Ricardo Flores Magón

Creada a mediados de 1912 por un pequeño grupo de trabajadores mexicanos y unos cuantos activistas extranjeros, la Casa del Obrero Mundial (COM) había sido concebida como un centro de reunión proletario, donde los trabajadores de una y otra actividades productivas comentaban sus respectivos problemas y, al hacerlo, consolidaban la conciencia de clase (obrera), al identificar los rasgos comunes entre el panadero y la telefonista y de ambos con el obrero textil y el tipógrafo, por ejemplo.

Un centro de reunión con su biblioteca y sus aulas para estudiar derecho e historia, español y redacción, filosofía y ciencia política, oratoria y música, teatro y fotografía. En resumen, un centro de concientización basado en la “escuela racionalista”, abierto “a todo interesado en la superación de los trabajadores” para “acabar con la ignorancia”, principal enemigo del pobre en su lucha diaria por hacer valer sus derechos.

Inmersa en el contexto internacional, la lucha de la clase trabajadora contra el imperialismo, no fue raro que la clase obrera mexicana enarbolara la ideología del anarcosindicalismo, sustentada en la cual nacieron los primeros sindicatos mexicanos, en los pasillos de la casa de Matamoros 105, ciudad de México, primera sede de la COM.

Así, con el paso de los días, la COM se fue convirtiendo en el principal centro de organización sindical a nivel nacional y, por consiguiente, fue creciendo la fuerza del proletariado mexicano.

El 1° de mayo de 1913, organizada por la Casa, se celebró la primera marcha obrera por las calles de la ciudad de México, en conmemoración de los “Mártires de Chicago de 1887”. Frente a su creciente activismo sindical y postura crítica, un año después, Victoriano Huerta la cerró. No fue mucho lo que permaneció clausurada, con la entrada de los constitucionalistas –mediados de agosto de 1914– reabrió sus puertas.

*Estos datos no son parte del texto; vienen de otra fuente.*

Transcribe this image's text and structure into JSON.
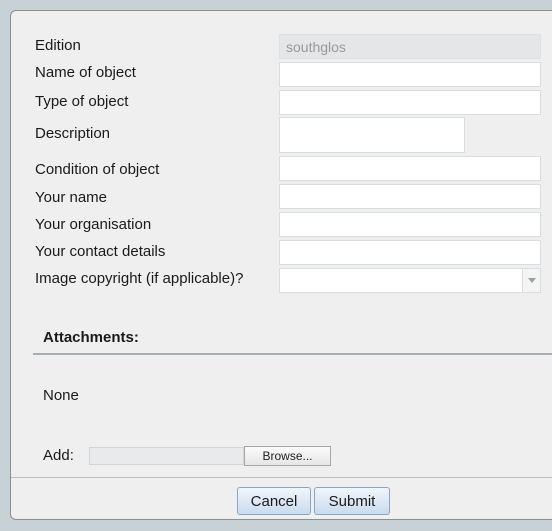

I.                    La COM en el contexto de la guerra

Tras la derrota del régimen huertista (1913-1914), a pesar de los intentos conciliatorios de los “jacobinos”, al frente de los cuales se encontraba Álvaro Obregón, las diferentes facciones revolucionarias no llegaron a ningún acuerdo, por lo que, durante la Convención de Aguascalientes, celebrada en octubre de 1914, en vez de zanjar sus diferencias, éstas se acentuaron aún más. Así, en un extremo quedaron los “convencionistas” y, en el otro, los “constitucionalistas”, entre los que se encontraban los “jacobinos”, agrupados en su “ala radical”.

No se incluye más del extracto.